Killed in the line of TV duty

Did you know there was a US TV series about Serpico, the cop who blew the whistle on corruption in New York and was played by Al Pacino in the 1973 movie?

The TV show came three years later and starred David Birney. The small-screen spin-off made less of Serpico’s bleak stand against his bent colleagues than the film version, and instead turned him into an action hero.

Which kind of missed the point. NBC cancelled the show four months after its big launch.

This much I’ve picked up on The Rap Sheet blog, which is running a quirky trip down the forgotten byways of US prime-time cop shows now long forgotten. The month-long series of articles, by J Kingston Pierce, is called Killed in the Ratings, and recounts those network shows that must have looked good on paper, but were soon terminated by channel execs, a breed more ruthless than a godfather’s consigliere.

It’s a fascinating glimpse of lost cops and formats from the 70s, 80s and 90s, and well-researched. There’s Leg Work from 1987 starring Frances McDormand as the best pal of a mini-skirted private eye.

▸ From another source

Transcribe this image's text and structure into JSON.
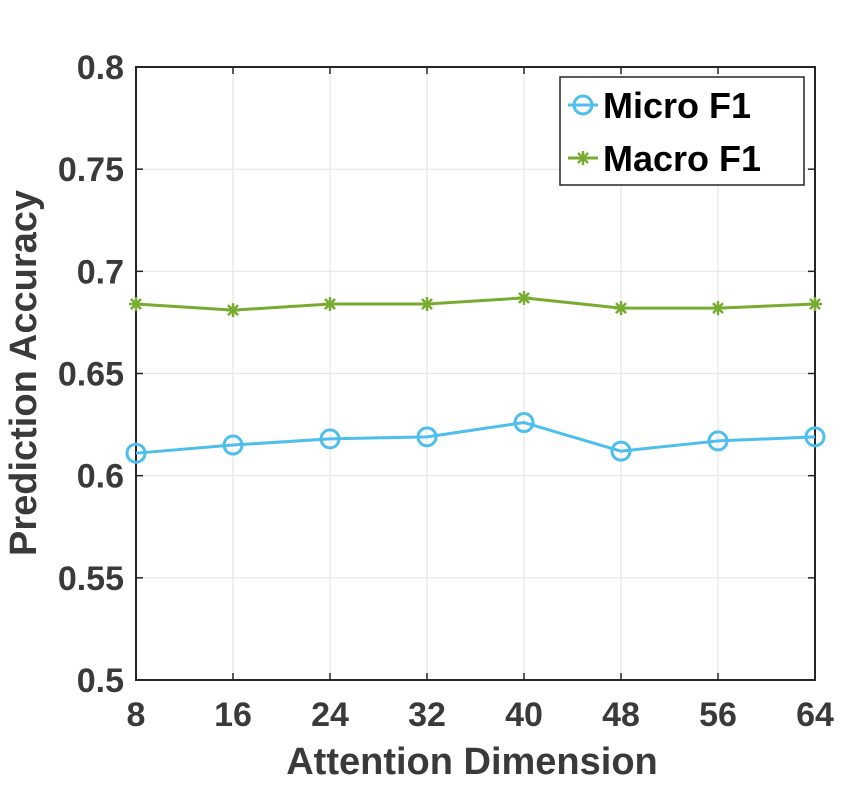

Pierce has also given us Joe Forrester, starring Lloyd Bridges as a beat cop. It lasted 22 episodes.

Check out Killed in the Ratings. It’s a time tunnel to past trends in cop-show TV, and not all the victims deserved their ignominious ends.


  1. Thanks for the kind words about my latest Rap Sheet series, Robin. I hope that Crime Time Preview followers enjoy reading those posts as much as I enjoy writing them.